Thursday, December 14, 2017

Prop 65- Revision to Warning Requirements

In December 2017 OEHHA finalized minor amendments to the new Labeling requirements. Most of the changes are not substantive and were meant to clarify the existing regulations.

Subsequent to the adoption of the August 2016 amendments to the Article 6 Clear and
Reasonable Warnings regulations, the Office of Environmental Health Hazard
Assessment (OEHHA) received numerous inquiries related to the interpretation and
application of several provisions of the amended regulations. OEHHA therefore
determined that clarification of certain provisions of the new regulations would be
beneficial to the regulated community. The proposed amendments are intended to
further clarify the guidance OEHHA provides to businesses to better understand how to
comply with the warning requirements.

 Final Statement of Reasons p.3


https://oehha.ca.gov/proposition-65/crnr/title-27-california-code-regulations-notice-amendments-article-6-clear-and

Sunday, June 25, 2017

Prop 65: Legislature Considers Bill Revising Certificates of Merit


Prop 65: Legislature  Considers Bill Revising Certificates of Merit

The legislature is considering a bill (AB 1583) that would revise the rules governing certificates of merit. Currently anyone alleging a violation of Prop. 65 must complete a certificate of merit showing they have consulted with an appropriate expert who agrees that there is a reasonable and meritorious basis for the action.
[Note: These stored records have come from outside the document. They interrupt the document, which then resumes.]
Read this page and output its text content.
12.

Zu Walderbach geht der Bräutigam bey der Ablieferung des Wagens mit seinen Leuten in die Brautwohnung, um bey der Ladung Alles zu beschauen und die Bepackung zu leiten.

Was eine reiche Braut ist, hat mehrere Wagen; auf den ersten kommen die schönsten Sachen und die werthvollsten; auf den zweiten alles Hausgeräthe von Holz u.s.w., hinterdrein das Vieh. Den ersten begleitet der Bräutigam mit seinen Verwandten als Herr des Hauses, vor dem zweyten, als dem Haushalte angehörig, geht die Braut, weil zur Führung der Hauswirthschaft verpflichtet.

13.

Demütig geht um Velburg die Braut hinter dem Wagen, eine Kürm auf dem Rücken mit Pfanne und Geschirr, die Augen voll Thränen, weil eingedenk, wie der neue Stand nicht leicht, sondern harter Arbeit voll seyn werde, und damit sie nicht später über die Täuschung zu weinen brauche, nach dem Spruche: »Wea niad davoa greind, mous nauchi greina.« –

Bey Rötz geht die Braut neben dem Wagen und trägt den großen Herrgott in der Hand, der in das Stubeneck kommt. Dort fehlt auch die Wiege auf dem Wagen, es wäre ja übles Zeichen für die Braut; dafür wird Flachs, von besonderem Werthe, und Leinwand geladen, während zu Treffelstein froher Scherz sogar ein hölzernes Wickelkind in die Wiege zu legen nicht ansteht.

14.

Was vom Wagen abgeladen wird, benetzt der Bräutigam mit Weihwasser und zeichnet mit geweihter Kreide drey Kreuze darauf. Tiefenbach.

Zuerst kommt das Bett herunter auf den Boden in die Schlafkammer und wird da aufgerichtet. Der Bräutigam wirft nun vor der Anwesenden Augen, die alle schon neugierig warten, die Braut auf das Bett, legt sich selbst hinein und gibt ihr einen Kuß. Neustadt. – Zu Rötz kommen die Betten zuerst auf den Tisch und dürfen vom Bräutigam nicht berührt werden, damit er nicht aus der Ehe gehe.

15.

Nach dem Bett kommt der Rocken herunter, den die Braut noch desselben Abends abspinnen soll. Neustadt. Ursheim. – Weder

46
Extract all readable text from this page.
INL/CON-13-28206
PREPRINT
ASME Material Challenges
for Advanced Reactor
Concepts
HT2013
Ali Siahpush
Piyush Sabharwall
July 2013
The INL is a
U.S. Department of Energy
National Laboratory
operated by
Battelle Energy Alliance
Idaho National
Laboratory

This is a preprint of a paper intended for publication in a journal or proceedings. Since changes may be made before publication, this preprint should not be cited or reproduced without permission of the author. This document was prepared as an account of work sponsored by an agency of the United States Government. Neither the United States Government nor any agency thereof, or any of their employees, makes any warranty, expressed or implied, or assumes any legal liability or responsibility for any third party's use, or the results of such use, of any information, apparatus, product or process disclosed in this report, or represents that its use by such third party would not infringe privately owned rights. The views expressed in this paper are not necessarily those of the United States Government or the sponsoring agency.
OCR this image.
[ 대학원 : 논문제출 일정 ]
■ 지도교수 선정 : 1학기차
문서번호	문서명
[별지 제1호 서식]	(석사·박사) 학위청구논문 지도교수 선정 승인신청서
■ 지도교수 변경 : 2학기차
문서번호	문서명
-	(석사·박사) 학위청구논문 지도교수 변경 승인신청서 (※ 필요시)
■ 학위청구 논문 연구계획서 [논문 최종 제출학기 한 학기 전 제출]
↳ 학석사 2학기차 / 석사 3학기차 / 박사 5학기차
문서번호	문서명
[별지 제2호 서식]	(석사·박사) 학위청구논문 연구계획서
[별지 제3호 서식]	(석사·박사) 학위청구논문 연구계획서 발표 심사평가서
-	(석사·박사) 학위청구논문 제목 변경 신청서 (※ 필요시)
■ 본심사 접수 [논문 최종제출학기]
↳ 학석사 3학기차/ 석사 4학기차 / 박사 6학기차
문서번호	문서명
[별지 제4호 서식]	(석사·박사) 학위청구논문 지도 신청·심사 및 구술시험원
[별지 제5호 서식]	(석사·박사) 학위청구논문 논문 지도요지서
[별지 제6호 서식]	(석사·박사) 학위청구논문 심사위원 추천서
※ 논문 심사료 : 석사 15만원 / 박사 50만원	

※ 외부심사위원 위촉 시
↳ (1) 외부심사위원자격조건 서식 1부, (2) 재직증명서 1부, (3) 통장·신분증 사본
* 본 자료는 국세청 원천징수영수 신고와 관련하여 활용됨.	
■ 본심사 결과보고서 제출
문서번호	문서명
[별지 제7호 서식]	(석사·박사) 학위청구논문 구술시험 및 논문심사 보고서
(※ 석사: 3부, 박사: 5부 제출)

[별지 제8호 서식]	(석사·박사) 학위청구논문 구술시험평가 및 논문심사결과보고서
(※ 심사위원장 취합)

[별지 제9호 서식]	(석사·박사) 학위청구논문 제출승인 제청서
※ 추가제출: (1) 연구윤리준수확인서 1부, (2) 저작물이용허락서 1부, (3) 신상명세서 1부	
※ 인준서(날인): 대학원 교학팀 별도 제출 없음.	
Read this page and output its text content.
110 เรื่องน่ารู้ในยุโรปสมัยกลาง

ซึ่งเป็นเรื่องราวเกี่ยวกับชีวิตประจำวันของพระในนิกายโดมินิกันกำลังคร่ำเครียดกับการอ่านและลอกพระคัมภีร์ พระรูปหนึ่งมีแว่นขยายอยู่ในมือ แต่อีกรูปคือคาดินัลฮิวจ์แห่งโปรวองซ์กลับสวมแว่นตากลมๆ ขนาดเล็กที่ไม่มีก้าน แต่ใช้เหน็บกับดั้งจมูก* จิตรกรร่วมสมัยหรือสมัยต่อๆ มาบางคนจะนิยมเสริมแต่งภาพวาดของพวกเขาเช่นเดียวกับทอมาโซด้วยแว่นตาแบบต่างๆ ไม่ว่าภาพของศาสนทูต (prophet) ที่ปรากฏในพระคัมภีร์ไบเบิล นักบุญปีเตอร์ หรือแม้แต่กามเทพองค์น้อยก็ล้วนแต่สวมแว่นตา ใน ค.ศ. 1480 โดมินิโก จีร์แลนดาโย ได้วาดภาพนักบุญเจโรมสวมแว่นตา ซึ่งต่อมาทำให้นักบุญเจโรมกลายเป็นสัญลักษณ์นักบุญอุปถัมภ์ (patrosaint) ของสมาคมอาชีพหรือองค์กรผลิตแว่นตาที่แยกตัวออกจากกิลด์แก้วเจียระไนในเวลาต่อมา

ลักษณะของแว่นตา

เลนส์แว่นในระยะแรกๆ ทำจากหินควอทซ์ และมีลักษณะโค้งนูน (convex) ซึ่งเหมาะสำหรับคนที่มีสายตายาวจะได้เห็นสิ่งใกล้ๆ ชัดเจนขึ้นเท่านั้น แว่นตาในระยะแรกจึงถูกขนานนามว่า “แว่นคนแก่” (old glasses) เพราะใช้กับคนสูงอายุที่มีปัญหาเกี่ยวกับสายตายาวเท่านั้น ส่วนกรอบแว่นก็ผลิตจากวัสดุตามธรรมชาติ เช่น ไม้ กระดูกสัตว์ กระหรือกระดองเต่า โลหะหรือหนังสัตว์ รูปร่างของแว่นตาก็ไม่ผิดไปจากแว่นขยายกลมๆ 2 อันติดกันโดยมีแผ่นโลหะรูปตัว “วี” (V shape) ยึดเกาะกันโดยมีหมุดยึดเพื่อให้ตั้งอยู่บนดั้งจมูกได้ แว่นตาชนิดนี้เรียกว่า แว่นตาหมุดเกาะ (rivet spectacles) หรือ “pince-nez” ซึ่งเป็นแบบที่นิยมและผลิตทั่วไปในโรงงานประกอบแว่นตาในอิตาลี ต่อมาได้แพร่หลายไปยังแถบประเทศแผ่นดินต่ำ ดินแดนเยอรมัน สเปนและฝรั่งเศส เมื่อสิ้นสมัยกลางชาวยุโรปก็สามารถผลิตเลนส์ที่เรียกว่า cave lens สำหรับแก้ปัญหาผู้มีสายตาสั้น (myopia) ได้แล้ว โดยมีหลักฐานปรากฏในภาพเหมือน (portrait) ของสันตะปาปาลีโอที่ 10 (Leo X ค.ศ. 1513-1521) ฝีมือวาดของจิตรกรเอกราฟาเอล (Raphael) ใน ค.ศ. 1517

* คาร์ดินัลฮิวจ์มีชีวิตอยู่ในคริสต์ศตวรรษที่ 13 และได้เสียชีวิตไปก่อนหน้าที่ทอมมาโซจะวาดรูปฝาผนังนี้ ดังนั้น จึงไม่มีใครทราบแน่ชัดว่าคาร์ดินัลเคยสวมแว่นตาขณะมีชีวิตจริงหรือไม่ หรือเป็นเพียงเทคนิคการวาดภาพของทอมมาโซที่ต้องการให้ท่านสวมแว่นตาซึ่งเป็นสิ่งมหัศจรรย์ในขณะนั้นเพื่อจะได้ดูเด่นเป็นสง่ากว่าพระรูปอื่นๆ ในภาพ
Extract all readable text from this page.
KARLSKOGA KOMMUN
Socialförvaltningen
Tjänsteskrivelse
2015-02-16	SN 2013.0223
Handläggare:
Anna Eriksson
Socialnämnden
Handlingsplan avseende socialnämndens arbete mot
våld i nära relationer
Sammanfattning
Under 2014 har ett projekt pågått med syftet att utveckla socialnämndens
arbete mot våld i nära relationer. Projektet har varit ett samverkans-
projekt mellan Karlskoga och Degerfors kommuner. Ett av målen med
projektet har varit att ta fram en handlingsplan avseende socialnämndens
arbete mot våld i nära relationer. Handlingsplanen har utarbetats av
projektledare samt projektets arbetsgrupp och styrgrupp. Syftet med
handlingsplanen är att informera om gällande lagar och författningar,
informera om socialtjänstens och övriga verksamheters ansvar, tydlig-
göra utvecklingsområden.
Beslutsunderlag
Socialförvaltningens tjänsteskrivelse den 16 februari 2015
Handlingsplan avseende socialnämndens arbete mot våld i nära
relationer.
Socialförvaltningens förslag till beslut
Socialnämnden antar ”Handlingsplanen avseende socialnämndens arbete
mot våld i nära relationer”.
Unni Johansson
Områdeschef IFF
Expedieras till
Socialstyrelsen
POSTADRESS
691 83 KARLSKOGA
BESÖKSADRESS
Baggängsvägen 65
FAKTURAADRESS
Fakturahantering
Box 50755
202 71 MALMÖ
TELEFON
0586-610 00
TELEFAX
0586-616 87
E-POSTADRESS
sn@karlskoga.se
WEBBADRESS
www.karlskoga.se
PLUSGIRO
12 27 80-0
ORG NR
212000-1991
The party providing the notice  must provide information backing up the certificate of merit to the state Attorney General's office as part of the 60-day notice of violation they must lodge before filing a lawsuit. 

The current law limits the alleged violator's access to information in the certificate of merit to material that "is relevant to the subject matter of the action and not subject to the attorney-client privilege, the attorney work product privilege, or any other legal privilege." An alleged violator may currently only pursue discovery of the basis of the certificate of merit during litigation if the court has undertaken its own review of the certificate

The new Bill would:

1) Require the California Attorney General (AG) to serve a letter to the noticing party and the alleged violator stating that the Attorney General believes there is not merit to the action, if, after reviewing the factual information alleged to establish the basis for the certificate of merit, and meeting and conferring with the noticing party regarding the basis for the certificate of merit, the Attorney General determines there is not merit to the action; and specifies that the Attorney General’s decision not to serve a letter shall not be construed as an endorsement of the action.

 2) Provides that the basis for the certificate of merit is discoverable to  the extent that the information is relevant to the subject matter of the action and not subject to the attorney-client privilege, the attorney work product privilege, or any other legal privilege.

 3) Requires the Governor’s Office of Business and Economic Development to post, in a conspicuous location on its Internet Web site, any informational materials provided to businesses relating to a business’s obligation under state law, as well as a specified disclaimer.

 4) Finds and declares that this bill furthers the purposes of Proposition 65, the Safe Drinking Water and Toxic Enforcement Act of 1986. .

The latest version of the bill also adds a requirement that the Governor's Office of Business and Economic Development provide businesses information regarding their obligation to comply with Prop. 65. Hearings are scheduled  in the senate for early July 2017.